Lars Castelluci, a member of the Bundestag parliament with the Social Democrats (SPD), tried to argue both sides of the coin speaking to the Tagesspiegel newspaper about the issue on Saturday. 

"The concerns about a radicalization of the climate movement are to be taken seriously," he said. "But the investigation into the possible formation of a criminal group should not be an invitation to enact measures that are themselves liable to radicalize the suspects." 

Meanwhile, the leader of the post-communist Left Party, Dietmar Bartsch, alleged that the entire case against the group was an election campaign stunt emanating from the conservative state government in Bavaria. 

Bartsch called the wiretapping "disporportionate" and said it "shows that it is wrong to politically influence our prosecutors' offices. They are being misused for the purposes of an inappropriate election campaign."

Bavaria's next state elections take place on October 8. 

Why is the group being investigated, and what has changed since?

Bavaria's prosecutors launched criminal investigations into the group, including police raids against some members, last month. This received a mixed response in public, with some calling it an overreaction and others welcoming the move. 

Interior Minister Nancy Faeser recently said 580 potential criminal offenses had been attributed to the group or its members since the start of 2022, many related either to coercion (in this case usually in the form of delaying people on the roads by blocking their path) or to vandalism or damage to property.

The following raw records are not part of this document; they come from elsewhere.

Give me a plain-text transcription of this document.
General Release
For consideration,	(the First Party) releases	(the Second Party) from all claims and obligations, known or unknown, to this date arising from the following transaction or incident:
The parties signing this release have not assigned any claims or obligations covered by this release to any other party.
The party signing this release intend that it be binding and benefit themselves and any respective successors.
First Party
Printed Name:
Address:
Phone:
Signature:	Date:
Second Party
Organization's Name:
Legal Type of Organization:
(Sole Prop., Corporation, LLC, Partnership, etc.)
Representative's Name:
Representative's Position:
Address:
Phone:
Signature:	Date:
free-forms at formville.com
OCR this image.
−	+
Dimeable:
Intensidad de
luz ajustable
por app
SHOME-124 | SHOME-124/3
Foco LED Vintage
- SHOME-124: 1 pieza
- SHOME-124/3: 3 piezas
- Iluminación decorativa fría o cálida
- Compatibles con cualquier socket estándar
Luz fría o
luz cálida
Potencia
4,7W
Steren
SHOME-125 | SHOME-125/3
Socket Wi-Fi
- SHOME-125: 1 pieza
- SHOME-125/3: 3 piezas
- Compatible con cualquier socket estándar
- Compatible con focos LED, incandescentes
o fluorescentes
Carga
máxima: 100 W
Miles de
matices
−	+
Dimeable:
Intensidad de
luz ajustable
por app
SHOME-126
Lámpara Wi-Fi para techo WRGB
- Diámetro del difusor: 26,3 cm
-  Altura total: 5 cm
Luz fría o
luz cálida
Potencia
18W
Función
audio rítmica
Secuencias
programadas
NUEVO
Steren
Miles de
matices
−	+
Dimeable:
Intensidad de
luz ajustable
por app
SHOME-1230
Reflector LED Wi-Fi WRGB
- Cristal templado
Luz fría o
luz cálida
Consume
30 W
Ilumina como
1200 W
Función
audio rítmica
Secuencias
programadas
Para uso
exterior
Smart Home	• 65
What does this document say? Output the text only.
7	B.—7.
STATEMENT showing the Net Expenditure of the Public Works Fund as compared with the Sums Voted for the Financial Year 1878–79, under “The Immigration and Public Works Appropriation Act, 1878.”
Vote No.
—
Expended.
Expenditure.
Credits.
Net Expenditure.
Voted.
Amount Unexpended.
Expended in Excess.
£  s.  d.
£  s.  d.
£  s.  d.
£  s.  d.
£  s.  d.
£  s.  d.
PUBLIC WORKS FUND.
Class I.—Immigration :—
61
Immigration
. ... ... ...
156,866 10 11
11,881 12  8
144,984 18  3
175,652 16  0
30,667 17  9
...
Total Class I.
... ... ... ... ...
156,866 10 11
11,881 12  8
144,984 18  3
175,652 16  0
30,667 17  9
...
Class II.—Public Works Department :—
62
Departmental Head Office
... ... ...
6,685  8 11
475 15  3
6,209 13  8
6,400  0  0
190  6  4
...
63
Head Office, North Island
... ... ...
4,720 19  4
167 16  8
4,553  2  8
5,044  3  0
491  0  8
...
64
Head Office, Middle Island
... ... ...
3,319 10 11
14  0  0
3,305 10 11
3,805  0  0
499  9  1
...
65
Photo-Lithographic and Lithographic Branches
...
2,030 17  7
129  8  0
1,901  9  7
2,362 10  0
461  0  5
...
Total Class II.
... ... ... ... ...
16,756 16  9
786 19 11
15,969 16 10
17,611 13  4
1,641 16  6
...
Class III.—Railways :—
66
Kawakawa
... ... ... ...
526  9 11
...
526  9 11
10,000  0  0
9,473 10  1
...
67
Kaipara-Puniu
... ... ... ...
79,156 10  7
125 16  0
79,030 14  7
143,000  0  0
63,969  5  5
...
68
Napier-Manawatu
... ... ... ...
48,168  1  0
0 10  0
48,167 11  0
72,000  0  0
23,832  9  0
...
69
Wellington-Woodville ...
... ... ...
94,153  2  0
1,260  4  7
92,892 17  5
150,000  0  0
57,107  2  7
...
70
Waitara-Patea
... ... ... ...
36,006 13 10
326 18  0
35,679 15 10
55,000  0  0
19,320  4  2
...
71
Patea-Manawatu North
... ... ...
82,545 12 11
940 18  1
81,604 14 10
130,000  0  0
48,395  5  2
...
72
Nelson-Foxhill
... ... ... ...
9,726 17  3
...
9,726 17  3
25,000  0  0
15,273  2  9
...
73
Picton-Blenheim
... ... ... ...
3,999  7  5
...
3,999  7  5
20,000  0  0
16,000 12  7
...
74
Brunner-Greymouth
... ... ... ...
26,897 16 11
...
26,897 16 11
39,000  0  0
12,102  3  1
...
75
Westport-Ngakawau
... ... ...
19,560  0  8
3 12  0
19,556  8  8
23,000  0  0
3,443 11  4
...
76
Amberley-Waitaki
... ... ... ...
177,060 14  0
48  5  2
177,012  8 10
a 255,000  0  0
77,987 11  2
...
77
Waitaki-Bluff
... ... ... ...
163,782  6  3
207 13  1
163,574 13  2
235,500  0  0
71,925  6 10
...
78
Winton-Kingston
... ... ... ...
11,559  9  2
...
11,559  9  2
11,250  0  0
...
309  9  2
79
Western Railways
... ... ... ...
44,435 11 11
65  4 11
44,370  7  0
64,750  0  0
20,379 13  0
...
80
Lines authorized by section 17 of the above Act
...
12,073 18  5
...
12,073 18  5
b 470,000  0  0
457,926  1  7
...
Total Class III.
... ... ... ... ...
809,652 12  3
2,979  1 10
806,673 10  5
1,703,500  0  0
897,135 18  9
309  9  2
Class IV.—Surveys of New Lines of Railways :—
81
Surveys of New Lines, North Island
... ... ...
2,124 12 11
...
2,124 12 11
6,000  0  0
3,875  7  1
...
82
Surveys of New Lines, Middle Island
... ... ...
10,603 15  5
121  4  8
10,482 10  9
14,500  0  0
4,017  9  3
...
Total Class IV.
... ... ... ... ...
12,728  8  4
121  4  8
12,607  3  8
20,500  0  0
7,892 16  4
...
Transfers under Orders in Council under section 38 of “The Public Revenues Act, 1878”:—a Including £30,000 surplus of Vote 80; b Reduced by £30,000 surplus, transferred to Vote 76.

Faeser, who is from the left-leaning SPD, had defended the police action against the group. She argues that some of Last Generation's protest actions had been disproportionate and even risked alienating people from the ecologist cause. 

Since the investigation has been launched, Last Generation has altered its protesting tactics to focus on less publicly disruptive targets — rarely gluing themselves to the roads or entering art galleries of late.

Instead, they have been spraying paint on public or commercial buildings, or on smaller private aircraft and boats, saying this is an effort to cause less disruption to ordinary people and more to more prolific carbon emitters in society.